Yes, housing is broke in the United States. It is not at a bottom; it is not in a depression or at recession levels; it is broken and this reality is having profound impacts on employment, feelings of consumer wealth, consumer spending, and the economy — and will have greater impacts on the banks and corporate profits in the second of this year and in 2011. (See our related article, Bull Market: Year Two).
There are reams of publicly available information – available to one and all including analysts and money managers recommending and buying home building stocks – showing how badly broken the housing market is at this time:
Home Ownership: Historically, 63% of Americans own their own home. Under Clinton and Bush, that was pushed to 70%. This push was done through changes in credit standards. Those standards have been reversed and are now far tighter than when the push began. We are headed back down to 63% and possibly lower if the real world Great Recession continues longer than most expect.
Unemployment: Historically, home buying has a linear relationship, over time, with national income and employment or unemployment. It is pretty simple — people do not buy as many houses when they are unemployed or fear being unemployed. And real world unemployment of more than 20% – unemployed, the discouraged, the unwilling part-timers and the permanent drop outs – is showing no signs of abating.

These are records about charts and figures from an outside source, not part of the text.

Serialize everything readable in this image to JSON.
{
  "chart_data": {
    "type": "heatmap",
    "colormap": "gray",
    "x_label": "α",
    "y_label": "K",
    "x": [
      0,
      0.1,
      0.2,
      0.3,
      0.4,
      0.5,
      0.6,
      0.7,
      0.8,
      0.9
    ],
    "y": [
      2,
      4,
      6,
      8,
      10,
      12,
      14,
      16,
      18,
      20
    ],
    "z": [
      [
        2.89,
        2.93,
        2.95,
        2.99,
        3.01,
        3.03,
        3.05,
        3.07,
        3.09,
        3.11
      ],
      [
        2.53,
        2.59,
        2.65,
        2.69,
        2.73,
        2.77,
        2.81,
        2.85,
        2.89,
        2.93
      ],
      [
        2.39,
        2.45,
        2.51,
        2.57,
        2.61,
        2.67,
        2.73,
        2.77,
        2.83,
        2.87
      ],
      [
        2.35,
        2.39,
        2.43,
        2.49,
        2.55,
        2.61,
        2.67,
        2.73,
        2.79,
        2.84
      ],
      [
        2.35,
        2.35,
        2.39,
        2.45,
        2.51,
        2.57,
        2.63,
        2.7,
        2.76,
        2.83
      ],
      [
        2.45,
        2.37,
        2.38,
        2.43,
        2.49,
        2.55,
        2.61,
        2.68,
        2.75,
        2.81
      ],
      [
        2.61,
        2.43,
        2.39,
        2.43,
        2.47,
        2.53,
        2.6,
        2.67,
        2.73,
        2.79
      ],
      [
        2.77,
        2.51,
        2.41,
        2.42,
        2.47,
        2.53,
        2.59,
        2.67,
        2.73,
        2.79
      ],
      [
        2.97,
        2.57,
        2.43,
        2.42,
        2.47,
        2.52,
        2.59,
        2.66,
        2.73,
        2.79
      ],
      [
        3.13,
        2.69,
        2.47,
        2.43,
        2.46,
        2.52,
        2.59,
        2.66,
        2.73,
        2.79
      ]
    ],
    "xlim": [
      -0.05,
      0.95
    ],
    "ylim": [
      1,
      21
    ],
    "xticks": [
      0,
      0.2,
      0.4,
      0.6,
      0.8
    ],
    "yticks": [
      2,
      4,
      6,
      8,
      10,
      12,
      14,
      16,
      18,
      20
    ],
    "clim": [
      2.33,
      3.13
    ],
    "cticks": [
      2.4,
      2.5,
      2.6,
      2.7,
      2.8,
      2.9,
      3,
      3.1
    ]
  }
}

Affordability: Analysts keep speaking about affordability – homes are cheap –but this is simply not true. Historically – before the fall in interest rates at the beginning of the millennia – the cost of a house was 3.2 times household income. The range from the sixties to the end of the last century was between 2.7 and 3.5 times typical household income. Last year it was 3.4. That makes the cost of a home high by historical standards.

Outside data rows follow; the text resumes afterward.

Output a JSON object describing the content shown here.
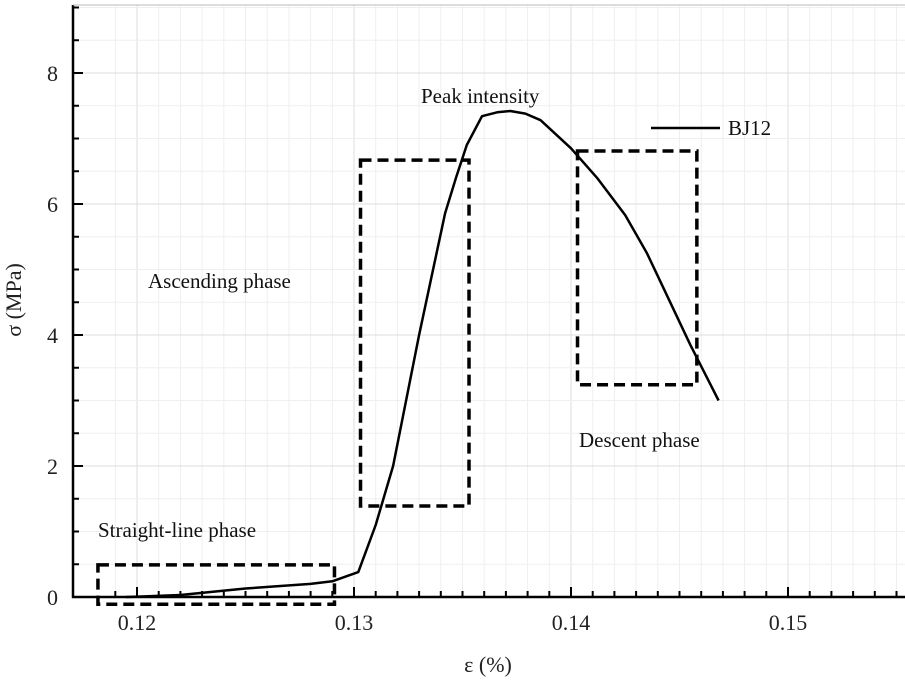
{
  "chart_data": {
    "type": "line",
    "title": "",
    "xlabel": "ε (%)",
    "ylabel": "σ (MPa)",
    "xlim": [
      0.1183,
      0.1554
    ],
    "ylim": [
      0,
      9.0
    ],
    "xticks": [
      0.12,
      0.13,
      0.14,
      0.15
    ],
    "xtick_labels": [
      "0.12",
      "0.13",
      "0.14",
      "0.15"
    ],
    "yticks": [
      0,
      2,
      4,
      6,
      8
    ],
    "ytick_labels": [
      "0",
      "2",
      "4",
      "6",
      "8"
    ],
    "grid": true,
    "legend_placement": "top-right",
    "series": [
      {
        "name": "BJ12",
        "color": "#000000",
        "x": [
          0.1195,
          0.1205,
          0.122,
          0.125,
          0.128,
          0.129,
          0.1302,
          0.131,
          0.1318,
          0.133,
          0.1342,
          0.1347,
          0.1352,
          0.1359,
          0.1366,
          0.1372,
          0.1379,
          0.1386,
          0.14,
          0.1412,
          0.1425,
          0.1435,
          0.1443,
          0.1455,
          0.1468
        ],
        "y": [
          0.0,
          0.01,
          0.03,
          0.13,
          0.2,
          0.24,
          0.38,
          1.1,
          2.0,
          4.0,
          5.86,
          6.4,
          6.9,
          7.34,
          7.4,
          7.42,
          7.38,
          7.28,
          6.85,
          6.4,
          5.83,
          5.25,
          4.69,
          3.85,
          3.0
        ]
      }
    ],
    "regions": [
      {
        "label": "Straight-line phase",
        "x": [
          0.1182,
          0.1291
        ],
        "y": [
          -0.11,
          0.49
        ]
      },
      {
        "label": "Ascending phase",
        "x": [
          0.1303,
          0.1353
        ],
        "y": [
          1.39,
          6.67
        ]
      },
      {
        "label": "Descent phase",
        "x": [
          0.1403,
          0.1458
        ],
        "y": [
          3.24,
          6.81
        ]
      }
    ],
    "annotations": [
      {
        "text": "Peak intensity"
      }
    ]
  }
}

Foreclosures: At the same time, we are less than one fourth through the foreclosure ramp created by the Great Recession – 1.5 million homes out of a 6-7 million homes that will be foreclosed in the next 24-30 months. Foreclosures are still at an all time high – and would be higher if not for state initiatives to slow down the process and the willingness of banks to slow the process so they do not have to write down losses. (10 Under-Loved Stocks to Buy Now).
Housing Surplus: Six to seven million more foreclosures, plus some new homes starts – 350,000-500,00 a million a year plus sales of existing homes not in foreclosures means a gigantic inventory overhang that will suppress prices for several years. The current inventory is eleven months of sales; the historical norm is six months.

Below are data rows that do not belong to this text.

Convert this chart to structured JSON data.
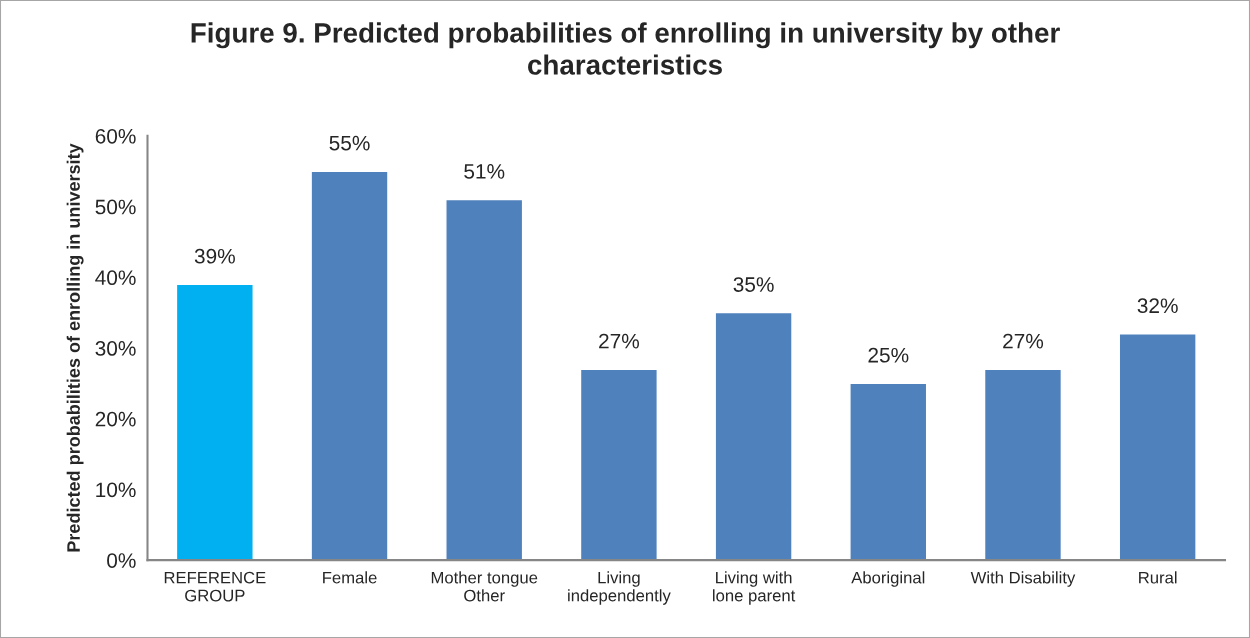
{
  "chart_data": {
    "type": "bar",
    "title": "Figure 9. Predicted probabilities of enrolling in university by other\ncharacteristics",
    "ylabel": "Predicted probabilities of enrolling in university",
    "categories": [
      "REFERENCE\nGROUP",
      "Female",
      "Mother tongue\nOther",
      "Living\nindependently",
      "Living with\nlone parent",
      "Aboriginal",
      "With Disability",
      "Rural"
    ],
    "values": [
      39,
      55,
      51,
      27,
      35,
      25,
      27,
      32
    ],
    "colors": [
      "#00b0f0",
      "#4f81bd",
      "#4f81bd",
      "#4f81bd",
      "#4f81bd",
      "#4f81bd",
      "#4f81bd",
      "#4f81bd"
    ],
    "value_labels": [
      "39%",
      "55%",
      "51%",
      "27%",
      "35%",
      "25%",
      "27%",
      "32%"
    ],
    "ylim": [
      0,
      60
    ],
    "yticks": [
      {
        "value": 0,
        "label": "0%"
      },
      {
        "value": 10,
        "label": "10%"
      },
      {
        "value": 20,
        "label": "20%"
      },
      {
        "value": 30,
        "label": "30%"
      },
      {
        "value": 40,
        "label": "40%"
      },
      {
        "value": 50,
        "label": "50%"
      },
      {
        "value": 60,
        "label": "60%"
      }
    ],
    "grid": false,
    "legend": false
  }
}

Home Prices: Home prices are set locally – where I live prices are stable and have been for a while. Nationally they have fallen a almost 30% since the beginning of the crash, more than 50% in some localities and according to Meredith Whitney and others prices have at least another 15% to go before we see a national bottom.
The Government: Federal support for housing is pulling back. Fed purchases or RMBS end today; the homebuyer tax credit, never politically popular, ends in a month; statutory caps on Fannie and Freddie’s balance sheet will hit before year-end, probably just before the election, and there is better than a 50/50 chance they will not be raised; the FHA is in the red, is seeing historically high default rates and is going to have to ask Congress for more money, which will require further tightening of standards.
Interest Rates: Interest rates are set to rise, reducing housing affordability. Ten year rates have risen sharply this year and will continue to climb, if not this year, next, through the simple math of bond market gravity and increasing demands by the US Treasury.
Bottom line: Foreclosures peak in 2012, home prices stabilize nationally that year or early in 2013. Maybe – if the mortgage securitization market returns and national income begins to increase in 2011.
What does this mean for stocks?
1. The Stock Market: Slower economic growth means weaker corporate profits in many segments and pressure on the market itself.
2. Housing Stocks: A broken housing market means a miserable 2010-2012 for the home builders – all of them. Lennar Corp. (LEN), PulteGroup Inc. (PHM), Beazer Homes USA (BZH), Hovnanian Enterprises (HOV), KB Home (KBH) and D.H. Horton Inc. (DHI) just to mention a few in for more trouble.
3. Bank Stocks: And the continuing rise in defaults and foreclosures mans nasty surprises at the big banks. The Citicorp (C), Bank of America (BAC), Wells Fargo (WFC), JP Morgan (JPM), and PNC Financial Services (PNC) among are 2010 risks.
4. Stocks to Buy: A pretty good business for beneficiaries of home renovation and fix up projects – if you cannot sell it, and you are going to live there for a while, put up some fresh paint, build the porch, or get a flat panel. Home Depot (HD), Lowe’s Companies (LOW), Sherwin-Williams (SHW) and Best Buy (BBY).